Dear Decisionmakers;
Please follow NEPA guidelines in evaluating the Keystone XL project. This includes immediate impacts on human and non-human life. This includes cumulative impacts from how this project adds to other projects that impact the human and non-human life.
Among the impacts that need to be evaluated are the damage to downstream water quality at the site of extraction and along the pipeline route, the effects on aquatic, terrestrial life, and migratory bird species. Also needed to be evaluated are effects on farming and other human activities along the pipeline route.
A cumulative impact needing evaluation is effect on the atmosphere and the near and long term effect on life on earth through the addition of CO2 to the atmosphere and the destruction of CO2 capturing forest both on site and along the route of the pipeline.
Please place me on your mailing list for the decision document and other documents and hearings pertaining to this issue.
Sincerely,
Here are two links for interesting reading. One is about the dangers of the Arctic ice melting off and methane gas releasing and the other is about geothermal energy benefits.
ttp://www.planetextinction.com/index.html
http://www1.eere.energy.gov/geothermal/faqs.html
Yes scribe and that was just in the Siberian Shelf area of the Arctic.
In 2009 they conducted many very precise and technical studies and determined there were a trillion tons of methane gas in that area of the Arctic alone. Several trillion tons are estimated in the entire Arctic region.
Drs Shakova and Semiletov led the ISSS teams of 400 scientists from all around the globe and most were Earth scientists, Geologists, Ocena bio-chemists, many having earned Phds and they did hands on, on site research, not computer modeling. What happened to them?
Thak you for the link scribe.
I'm sure Fukushima will be in ALL of the news at some time this year and we are not going to like hearing that news... It is far, far worse than they are releasing. They are scared shitless and that's becaues they don't have any idea at all of what to do. It is quite obvious it is totlally out of control.
That report of Dr. Semiletov is really old news and all I can find too.

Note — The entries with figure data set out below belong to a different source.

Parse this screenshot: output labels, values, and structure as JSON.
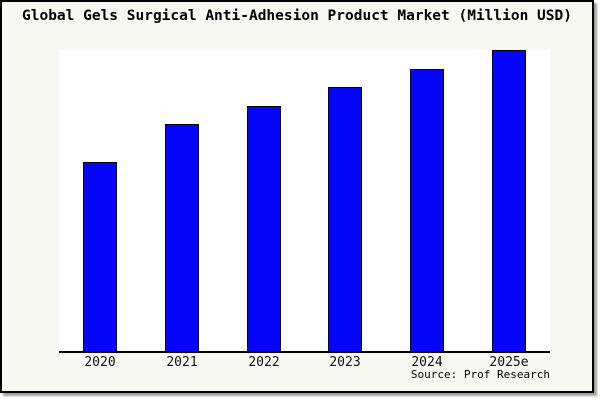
{
  "source_caption": "Source: Prof Research",
  "colors": {
    "canvas_background": "#F8F8F3",
    "plot_background": "#FFFFFF",
    "bar_fill": "#0505FA",
    "bar_edge": "#000000",
    "axis_line": "#000000",
    "text": "#000000",
    "frame_border": "#000000",
    "frame_shadow": "#A0A09A"
  },
  "chart_data": {
    "type": "bar",
    "title": "Global Gels Surgical Anti-Adhesion Product Market (Million USD)",
    "categories": [
      "2020",
      "2021",
      "2022",
      "2023",
      "2024",
      "2025e"
    ],
    "values": [
      62.8,
      75.4,
      81.4,
      87.7,
      93.7,
      100
    ],
    "value_note": "y-axis has no tick labels or gridlines; values estimated from bar heights as relative index with 2025e = 100",
    "xlabel": "",
    "ylabel": "",
    "ylim": [
      0,
      100
    ],
    "grid": false,
    "legend": false,
    "y_axis_visible": false,
    "source": "Source: Prof Research"
  }
}
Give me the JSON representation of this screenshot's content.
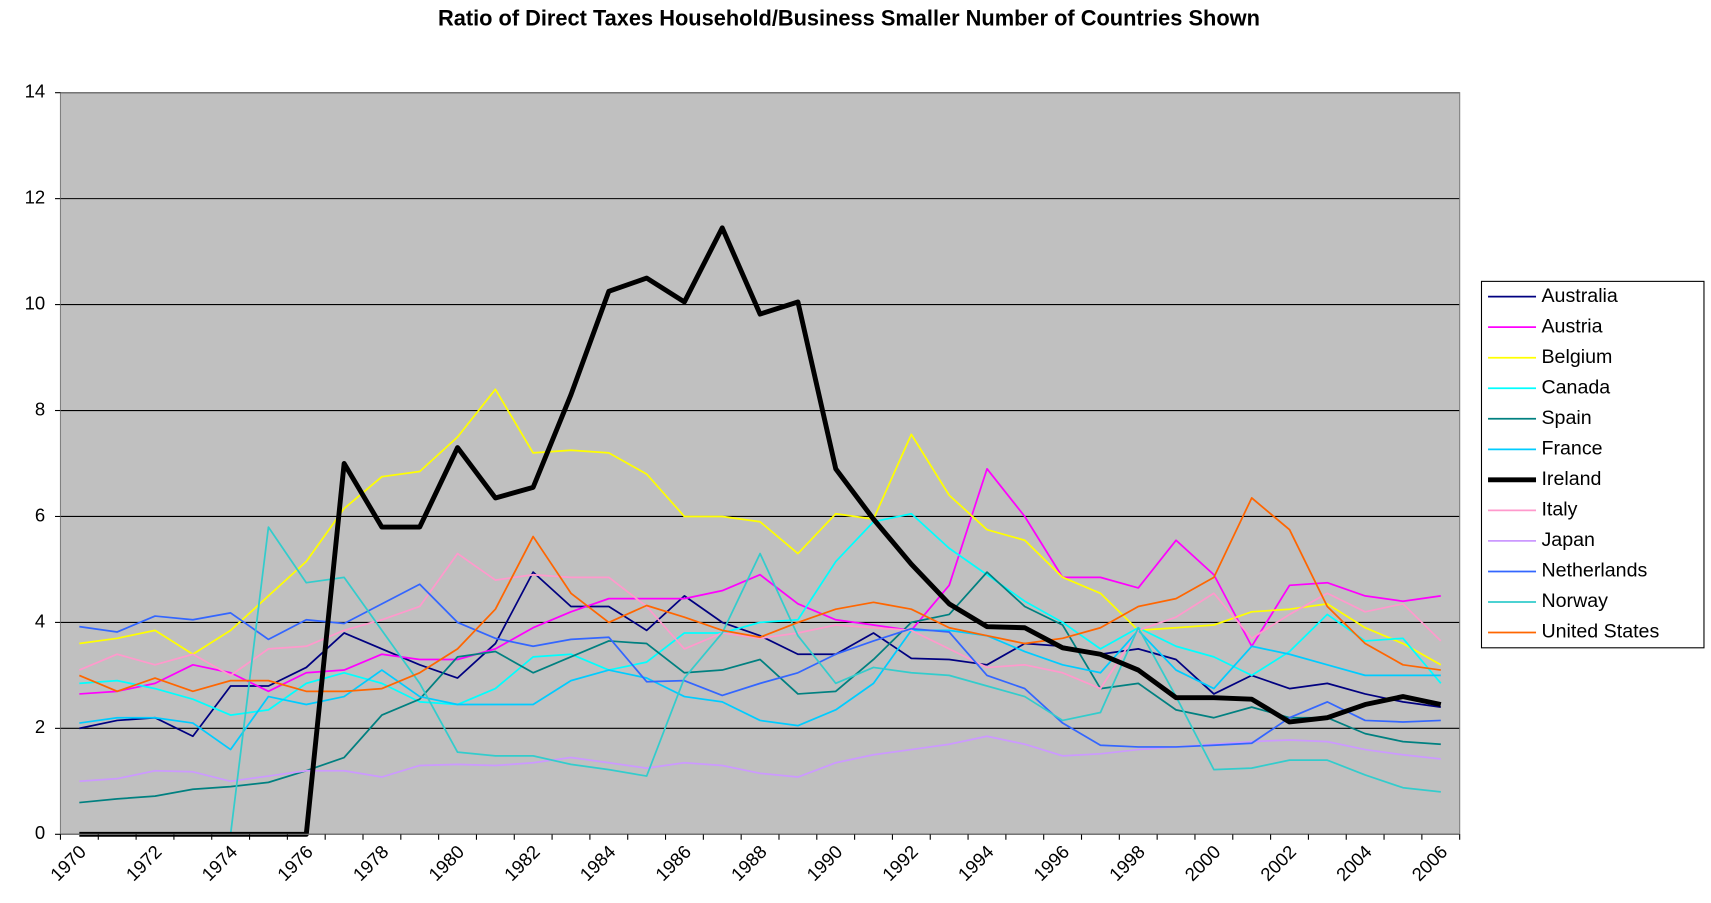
{
  "chart_data": {
    "type": "line",
    "title": "Ratio of Direct Taxes Household/Business Smaller Number of Countries Shown",
    "categories": [
      "1970",
      null,
      "1972",
      null,
      "1974",
      null,
      "1976",
      null,
      "1978",
      null,
      "1980",
      null,
      "1982",
      null,
      "1984",
      null,
      "1986",
      null,
      "1988",
      null,
      "1990",
      null,
      "1992",
      null,
      "1994",
      null,
      "1996",
      null,
      "1998",
      null,
      "2000",
      null,
      "2002",
      null,
      "2004",
      null,
      "2006"
    ],
    "ylim": [
      0,
      14
    ],
    "yticks": [
      0,
      2,
      4,
      6,
      8,
      10,
      12,
      14
    ],
    "grid": true,
    "legend": "right",
    "series": [
      {
        "name": "Australia",
        "color": "#000080",
        "values": [
          2.0,
          2.15,
          2.2,
          1.85,
          2.8,
          2.8,
          3.15,
          3.8,
          3.5,
          3.2,
          2.95,
          3.6,
          4.95,
          4.3,
          4.3,
          3.85,
          4.5,
          4.0,
          3.75,
          3.4,
          3.4,
          3.8,
          3.32,
          3.3,
          3.2,
          3.6,
          3.55,
          3.4,
          3.5,
          3.3,
          2.65,
          3.0,
          2.75,
          2.85,
          2.65,
          2.5,
          2.4
        ]
      },
      {
        "name": "Austria",
        "color": "#ff00ff",
        "values": [
          2.65,
          2.7,
          2.85,
          3.2,
          3.05,
          2.7,
          3.05,
          3.1,
          3.4,
          3.3,
          3.3,
          3.5,
          3.9,
          4.2,
          4.45,
          4.45,
          4.45,
          4.6,
          4.9,
          4.35,
          4.05,
          3.95,
          3.85,
          4.7,
          6.9,
          6.0,
          4.85,
          4.85,
          4.65,
          5.55,
          4.9,
          3.55,
          4.7,
          4.75,
          4.5,
          4.4,
          4.5
        ]
      },
      {
        "name": "Belgium",
        "color": "#ffff00",
        "values": [
          3.6,
          3.7,
          3.85,
          3.4,
          3.85,
          4.5,
          5.15,
          6.15,
          6.75,
          6.85,
          7.5,
          8.4,
          7.2,
          7.25,
          7.2,
          6.8,
          6.0,
          6.0,
          5.9,
          5.3,
          6.05,
          5.95,
          7.55,
          6.4,
          5.75,
          5.55,
          4.85,
          4.55,
          3.85,
          3.9,
          3.95,
          4.2,
          4.25,
          4.35,
          3.9,
          3.6,
          3.2
        ]
      },
      {
        "name": "Canada",
        "color": "#00ffff",
        "values": [
          2.85,
          2.9,
          2.75,
          2.55,
          2.25,
          2.35,
          2.85,
          3.05,
          2.85,
          2.5,
          2.45,
          2.75,
          3.35,
          3.4,
          3.1,
          3.25,
          3.8,
          3.8,
          4.0,
          4.05,
          5.15,
          5.9,
          6.05,
          5.4,
          4.9,
          4.4,
          4.0,
          3.5,
          3.9,
          3.55,
          3.35,
          3.0,
          3.45,
          4.15,
          3.65,
          3.7,
          2.85
        ]
      },
      {
        "name": "Spain",
        "color": "#008080",
        "values": [
          0.6,
          0.67,
          0.72,
          0.85,
          0.9,
          0.98,
          1.2,
          1.45,
          2.25,
          2.55,
          3.35,
          3.45,
          3.05,
          3.35,
          3.65,
          3.6,
          3.05,
          3.1,
          3.3,
          2.65,
          2.7,
          3.3,
          4.0,
          4.15,
          4.95,
          4.3,
          3.95,
          2.75,
          2.85,
          2.35,
          2.2,
          2.4,
          2.2,
          2.2,
          1.9,
          1.75,
          1.7
        ]
      },
      {
        "name": "France",
        "color": "#00ccff",
        "values": [
          2.1,
          2.2,
          2.2,
          2.1,
          1.6,
          2.6,
          2.45,
          2.6,
          3.1,
          2.6,
          2.45,
          2.45,
          2.45,
          2.9,
          3.1,
          2.95,
          2.6,
          2.5,
          2.15,
          2.05,
          2.35,
          2.85,
          3.85,
          3.85,
          3.75,
          3.45,
          3.2,
          3.05,
          3.85,
          3.1,
          2.75,
          3.55,
          3.4,
          3.2,
          3.0,
          3.0,
          3.0
        ]
      },
      {
        "name": "Ireland",
        "color": "#000000",
        "values": [
          0,
          0,
          0,
          0,
          0,
          0,
          0,
          7.0,
          5.8,
          5.8,
          7.3,
          6.35,
          6.55,
          8.3,
          10.25,
          10.5,
          10.05,
          11.45,
          9.82,
          10.05,
          6.9,
          5.95,
          5.1,
          4.35,
          3.92,
          3.9,
          3.52,
          3.4,
          3.1,
          2.58,
          2.58,
          2.55,
          2.12,
          2.2,
          2.45,
          2.6,
          2.45
        ]
      },
      {
        "name": "Italy",
        "color": "#ff99cc",
        "values": [
          3.1,
          3.4,
          3.2,
          3.4,
          3.0,
          3.5,
          3.55,
          3.85,
          4.05,
          4.3,
          5.3,
          4.8,
          4.9,
          4.85,
          4.85,
          4.3,
          3.5,
          3.8,
          3.7,
          3.8,
          3.95,
          3.9,
          3.85,
          3.5,
          3.15,
          3.2,
          3.05,
          2.75,
          3.85,
          4.1,
          4.55,
          3.7,
          4.15,
          4.55,
          4.2,
          4.35,
          3.65
        ]
      },
      {
        "name": "Japan",
        "color": "#cc99ff",
        "values": [
          1.0,
          1.05,
          1.2,
          1.18,
          1.0,
          1.1,
          1.2,
          1.2,
          1.08,
          1.3,
          1.32,
          1.3,
          1.35,
          1.45,
          1.35,
          1.25,
          1.35,
          1.3,
          1.15,
          1.08,
          1.35,
          1.5,
          1.6,
          1.7,
          1.85,
          1.7,
          1.48,
          1.52,
          1.6,
          1.65,
          1.7,
          1.75,
          1.78,
          1.75,
          1.6,
          1.5,
          1.42
        ]
      },
      {
        "name": "Netherlands",
        "color": "#3366ff",
        "values": [
          3.92,
          3.82,
          4.12,
          4.05,
          4.18,
          3.68,
          4.05,
          3.98,
          4.35,
          4.72,
          4.0,
          3.7,
          3.55,
          3.68,
          3.72,
          2.88,
          2.9,
          2.62,
          2.85,
          3.05,
          3.4,
          3.65,
          3.88,
          3.82,
          3.0,
          2.75,
          2.1,
          1.68,
          1.65,
          1.65,
          1.68,
          1.72,
          2.2,
          2.5,
          2.15,
          2.12,
          2.15
        ]
      },
      {
        "name": "Norway",
        "color": "#33cccc",
        "values": [
          0,
          0,
          0,
          0,
          0,
          5.8,
          4.75,
          4.85,
          3.85,
          2.85,
          1.55,
          1.48,
          1.48,
          1.32,
          1.22,
          1.1,
          2.95,
          3.8,
          5.3,
          3.75,
          2.85,
          3.15,
          3.05,
          3.0,
          2.8,
          2.6,
          2.15,
          2.3,
          3.9,
          2.6,
          1.22,
          1.25,
          1.4,
          1.4,
          1.12,
          0.88,
          0.8
        ]
      },
      {
        "name": "United States",
        "color": "#ff6600",
        "values": [
          3.0,
          2.7,
          2.95,
          2.7,
          2.9,
          2.9,
          2.7,
          2.7,
          2.75,
          3.05,
          3.5,
          4.25,
          5.62,
          4.55,
          4.0,
          4.32,
          4.1,
          3.85,
          3.72,
          4.0,
          4.25,
          4.38,
          4.25,
          3.9,
          3.75,
          3.6,
          3.7,
          3.9,
          4.3,
          4.45,
          4.85,
          6.35,
          5.75,
          4.3,
          3.6,
          3.2,
          3.1
        ]
      }
    ]
  }
}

His 2009 Arctic methane report was published in the March 5, 2010 edition of Journal Science and it was grim. Not a peep from the ISSS since then. Someone must have gagged them.
Dr. Semiletov has been doing research of the Arctic methane for about 30 years and I cannot beleve he would just up and stop. He had 400 other scientist working with him... Maybe they are all trying to leave the planet? .
Drs. Semiletov and Shakova are both Russian but are American citizens and both are professors at the U of Alaska , Fairbanks. But Russia most likely has a great deal of influence on the issue.